1. The patients, it could be argued, are the rightful owners of any data created from their bodies, Rowell and Sebro suggest. Cells, images, demographics, patient outcomes – “if that data is used to build a lucrative AI system, it’s safe to say that that data has value.” After:
It can be further argued that the patients to whom this data belongs should receive compensation for the use of their data in the development of these lucrative AI systems.
Extending the IA patient puzzle to the perspective of family members, the authors present the case of Miss Henrietta. The HeLa cell line derived from Henrietta’s tumor “has proven to be seminal in the field of cancer research,” they note, adding that the line was created using her cervical cancer cells from the womb” without her permission or even her knowledge. Neither she nor her family benefited from the launch of this first immortalized cell line.
Can the same be said of patients whose data is used to train AI systems? »
2. Health professionals must care for a patient, diagnose a disease or condition, order tests or imaging, interpret those tests, communicate the results to the patient, and enter the data into a system where it can be referenced later to create reporting systems. ‘IA, underline the authors. “Therefore, during regular clinical care, healthcare professionals create an asset (data) that has value.” After:
It takes healthcare professionals with years of training, knowledge and expertise to help train healthcare AI systems by annotating which patient data correlates with which disease, condition or outcome. interest. Additionally, healthcare professionals are also actively creating annotations or diagnostics to be used to train and validate AI systems. This process can be time consuming for medical professionals who are experts in their respective fields.
3. Health systems invest in the infrastructure used to build AI systems.
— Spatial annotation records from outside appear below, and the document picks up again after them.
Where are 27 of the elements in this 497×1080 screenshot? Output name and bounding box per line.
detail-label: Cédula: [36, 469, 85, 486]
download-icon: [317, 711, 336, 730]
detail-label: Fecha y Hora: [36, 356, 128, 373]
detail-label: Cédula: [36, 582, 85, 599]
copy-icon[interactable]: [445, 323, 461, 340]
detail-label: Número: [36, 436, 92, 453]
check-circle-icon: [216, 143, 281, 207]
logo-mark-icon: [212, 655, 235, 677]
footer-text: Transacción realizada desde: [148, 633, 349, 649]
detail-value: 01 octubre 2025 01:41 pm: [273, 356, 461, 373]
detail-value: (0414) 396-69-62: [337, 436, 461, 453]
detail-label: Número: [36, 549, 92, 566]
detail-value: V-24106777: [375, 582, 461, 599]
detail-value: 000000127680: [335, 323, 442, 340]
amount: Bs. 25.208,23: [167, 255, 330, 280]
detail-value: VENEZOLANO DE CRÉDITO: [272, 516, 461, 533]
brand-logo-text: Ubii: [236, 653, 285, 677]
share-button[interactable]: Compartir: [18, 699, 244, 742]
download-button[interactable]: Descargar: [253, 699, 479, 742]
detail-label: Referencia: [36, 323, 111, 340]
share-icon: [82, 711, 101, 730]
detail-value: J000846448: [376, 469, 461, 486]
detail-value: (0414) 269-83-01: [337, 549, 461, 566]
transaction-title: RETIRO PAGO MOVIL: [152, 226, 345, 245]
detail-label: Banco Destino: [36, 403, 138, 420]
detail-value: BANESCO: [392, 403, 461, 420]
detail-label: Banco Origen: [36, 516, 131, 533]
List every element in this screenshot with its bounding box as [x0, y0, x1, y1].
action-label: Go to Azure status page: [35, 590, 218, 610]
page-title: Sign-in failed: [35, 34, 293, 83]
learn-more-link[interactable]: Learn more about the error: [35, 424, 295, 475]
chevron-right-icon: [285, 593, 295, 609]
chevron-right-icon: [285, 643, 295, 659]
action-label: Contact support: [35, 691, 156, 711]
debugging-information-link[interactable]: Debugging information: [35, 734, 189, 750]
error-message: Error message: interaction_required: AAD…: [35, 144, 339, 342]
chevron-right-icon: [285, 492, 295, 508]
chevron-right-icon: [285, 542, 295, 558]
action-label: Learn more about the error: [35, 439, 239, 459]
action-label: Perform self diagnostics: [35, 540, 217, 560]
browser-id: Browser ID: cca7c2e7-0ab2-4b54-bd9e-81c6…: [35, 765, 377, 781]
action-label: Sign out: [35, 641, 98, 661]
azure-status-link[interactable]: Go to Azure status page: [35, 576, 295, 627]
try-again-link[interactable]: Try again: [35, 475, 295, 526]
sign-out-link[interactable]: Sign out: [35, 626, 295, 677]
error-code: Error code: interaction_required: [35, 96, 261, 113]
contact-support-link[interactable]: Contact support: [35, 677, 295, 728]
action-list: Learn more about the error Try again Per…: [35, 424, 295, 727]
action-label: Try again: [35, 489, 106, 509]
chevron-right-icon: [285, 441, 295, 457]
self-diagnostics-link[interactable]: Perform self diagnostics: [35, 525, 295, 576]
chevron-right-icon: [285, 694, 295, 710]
This includes laboratories, data storage facilities, and EHR hardware and software. Healthcare systems “must also bear other costs such as penalties associated with any data breach”.
Since healthcare systems host and store data from AI systems, they can also claim ownership of the data. Healthcare systems may also develop AI systems and decision support systems in-house, and therefore may have financial rights to these systems.
4. Health insurance companies store patient data and healthcare professional data to meet their business needs. These companies claim ownership of the data “because they indirectly invest in the infrastructure needed to create data used by healthcare AI systems.
Private health insurers can also create, develop and maintain AI systems and therefore may have financial rights to these systems. As data has become a new commodity, the health insurance company’s claim to patients’ private health information can prove lucrative.
5. US taxpayers contribute to the budget of the Centers for Medicare and Medicaid Services, which send patient data to large databases used for AI research. These large databases “are the result of millions of dollars in payments by American taxpayers,” note Rowell and Sebro.
It can be argued that data and data-derived products from these databases should be made freely available to the American public because they were funded by American taxpayers.
6. AI companies build healthcare AI systems, spend capital to get data, pay developers, market and maintain their software and hardware, the authors say.
For these reasons, AI companies also have ownership claims over AI systems. AI companies usually have software license agreements that state that the licensor (AI company) owns the AI system. »
seven. AI developers “contribute strongly to the development of an algorithm that, in many cases, can operate for long periods of time to generate revenue for the software company through sales to health systems.”
It seems that software companies will benefit the most financially from the revolution that AI promises to bring. How this potential revenue would be distributed through these software companies to software developers and shareholders is an entirely separate matter, although one imagines that the shareholders of these companies would certainly benefit.